Am Dienstag wird der Grundstein für den Erweiterungsbau des Wallraf-Richartz-Museums gelegt. Dazu wäre es ohne die Ausdauer eines Kölner Unternehmers nie gekommen.
Der alte Plagegeist und die Bürokratie86-Jähriger Kölner setzt Anbau für Wallraf-Richartz-Museum durch

Peter Jungen (86) in seinem Haus in Marienburg
Copyright: Alexander Schwaiger
Das Schauspiel um die Erweiterung des Wallraf-Richartz-Museums (WRM) gleicht einem Boxkampf, bei dem der eine, ein 86-jähriger Unternehmer, ausdauernd und unberechenbar im Ring tänzelt und immer wieder zuschlägt, während der andere, die Kölner Bürokratie, sich träge wegduckt und gequält weiterlächelt, obwohl er ziemlich alt aussieht. „Wer hat Angst vor Peter Jungen?“, könnte der Titel des Schauspiels heißen. Untertitel: „Der alte Plagegeist und die Bürokratie.“
Besonders eindrücklich von den Widersprüchen der Kölner Stadtverwaltung und den Eigenschaften jenes Mannes, der der Bürokratie den Erweiterungsbau nach bald 25 Jahren schließlich abgetrotzt hat, erzählt der vorläufig letzte Akt. Er habe am Morgen noch mit der Oberbürgermeisterin telefoniert, sagt ein aufgeräumter Peter Jungen an einem milden Oktobertag zehn Tage vor der geplanten Grundsteinlegung für den Erweiterungsbau des Museums in seinem Marienburger Haus. „Ich habe Frau Reker gesagt, dass wir keine Grundsteinlegung machen können, solange die giftigen Schwermetalle, die wir im Boden gefunden haben, nicht entsorgt sind.“ Immerhin, sagt Jungen, habe sich die Verwaltung „in den vergangenen zehn Tagen mehr für den Baufortschritt interessiert als in den vergangenen zehn Jahren“.

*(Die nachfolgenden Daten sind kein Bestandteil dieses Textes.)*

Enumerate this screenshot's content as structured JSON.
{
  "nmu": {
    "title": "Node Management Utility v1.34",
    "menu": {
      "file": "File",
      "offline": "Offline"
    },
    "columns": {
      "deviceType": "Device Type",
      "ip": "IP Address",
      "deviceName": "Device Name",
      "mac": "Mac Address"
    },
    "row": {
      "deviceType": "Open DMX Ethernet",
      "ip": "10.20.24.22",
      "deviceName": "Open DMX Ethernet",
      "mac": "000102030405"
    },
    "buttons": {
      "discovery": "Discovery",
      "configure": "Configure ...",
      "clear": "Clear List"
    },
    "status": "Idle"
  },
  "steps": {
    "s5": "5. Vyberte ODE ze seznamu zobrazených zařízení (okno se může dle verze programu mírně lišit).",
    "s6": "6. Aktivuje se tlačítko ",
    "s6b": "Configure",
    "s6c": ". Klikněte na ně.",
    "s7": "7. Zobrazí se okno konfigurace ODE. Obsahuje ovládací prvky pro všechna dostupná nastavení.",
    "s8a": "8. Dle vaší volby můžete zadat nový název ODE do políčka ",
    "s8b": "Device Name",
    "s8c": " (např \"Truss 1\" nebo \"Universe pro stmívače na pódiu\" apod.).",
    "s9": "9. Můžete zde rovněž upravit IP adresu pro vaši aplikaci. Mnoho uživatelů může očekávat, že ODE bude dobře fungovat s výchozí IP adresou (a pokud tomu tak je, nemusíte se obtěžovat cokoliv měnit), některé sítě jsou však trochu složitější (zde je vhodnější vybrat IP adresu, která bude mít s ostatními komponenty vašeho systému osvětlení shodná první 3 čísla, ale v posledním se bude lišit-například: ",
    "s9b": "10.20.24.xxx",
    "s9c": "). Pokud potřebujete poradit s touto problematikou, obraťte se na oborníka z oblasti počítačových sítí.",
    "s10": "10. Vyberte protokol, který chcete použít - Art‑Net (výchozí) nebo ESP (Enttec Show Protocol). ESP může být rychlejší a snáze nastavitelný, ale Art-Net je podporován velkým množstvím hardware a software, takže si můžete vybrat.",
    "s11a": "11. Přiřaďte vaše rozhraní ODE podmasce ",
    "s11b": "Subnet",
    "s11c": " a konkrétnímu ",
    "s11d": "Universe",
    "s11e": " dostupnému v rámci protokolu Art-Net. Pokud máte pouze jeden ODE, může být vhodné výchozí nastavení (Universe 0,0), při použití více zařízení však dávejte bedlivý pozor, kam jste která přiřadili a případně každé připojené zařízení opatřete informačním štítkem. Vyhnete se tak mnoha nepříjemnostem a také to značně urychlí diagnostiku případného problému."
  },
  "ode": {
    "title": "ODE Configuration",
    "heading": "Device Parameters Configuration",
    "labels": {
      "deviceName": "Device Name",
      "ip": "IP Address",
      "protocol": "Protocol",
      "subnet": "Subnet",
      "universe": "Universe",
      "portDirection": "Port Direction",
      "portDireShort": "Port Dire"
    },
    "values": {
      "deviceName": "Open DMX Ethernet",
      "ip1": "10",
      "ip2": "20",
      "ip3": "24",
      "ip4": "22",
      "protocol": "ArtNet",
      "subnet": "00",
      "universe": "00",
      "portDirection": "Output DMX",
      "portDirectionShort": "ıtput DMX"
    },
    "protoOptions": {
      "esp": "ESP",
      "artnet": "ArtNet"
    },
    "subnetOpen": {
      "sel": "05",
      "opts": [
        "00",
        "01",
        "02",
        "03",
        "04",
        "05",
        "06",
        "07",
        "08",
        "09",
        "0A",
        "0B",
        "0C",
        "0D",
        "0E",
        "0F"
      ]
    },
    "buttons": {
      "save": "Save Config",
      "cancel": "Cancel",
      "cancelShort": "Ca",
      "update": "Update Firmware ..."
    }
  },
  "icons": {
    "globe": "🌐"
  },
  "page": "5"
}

Mit 14 abonnierte er das Handelsblatt, mit 17 war er einer der besten Mittelstreckenläufer des Landes
Es war der Stifterrat, damals noch unter Vorsitz von Verleger Alfred Neven DuMont, der vor zwölf Jahren einen Architektenwettbewerb für die Erweiterung durchführte und finanzierte. Auch der „Kölner Stadt-Anzeiger“ wird von dem Verlag herausgegeben. „Ohne unsere Initiative wäre nie etwas geschehen. Die Stadt hatte ja nie die Absicht, zu bauen“, sagt Jungen. „Es ist ein kleines Wunder, dass es jetzt zur Grundsteinlegung kommt.“ Dafür brauchte es einen Boxer, der die Stadt durch den Ring treibt.
Wer ist dieser Mensch, der als Weltbürger und Strippenzieher mit großem Einfluss gilt, beste Kontakte nach China, Saudi-Arabien und in die USA pflegt, der in seiner Villa Fotos seiner Enkel neben jenen von Ministern und Präsidenten auf dem Steinway drapiert?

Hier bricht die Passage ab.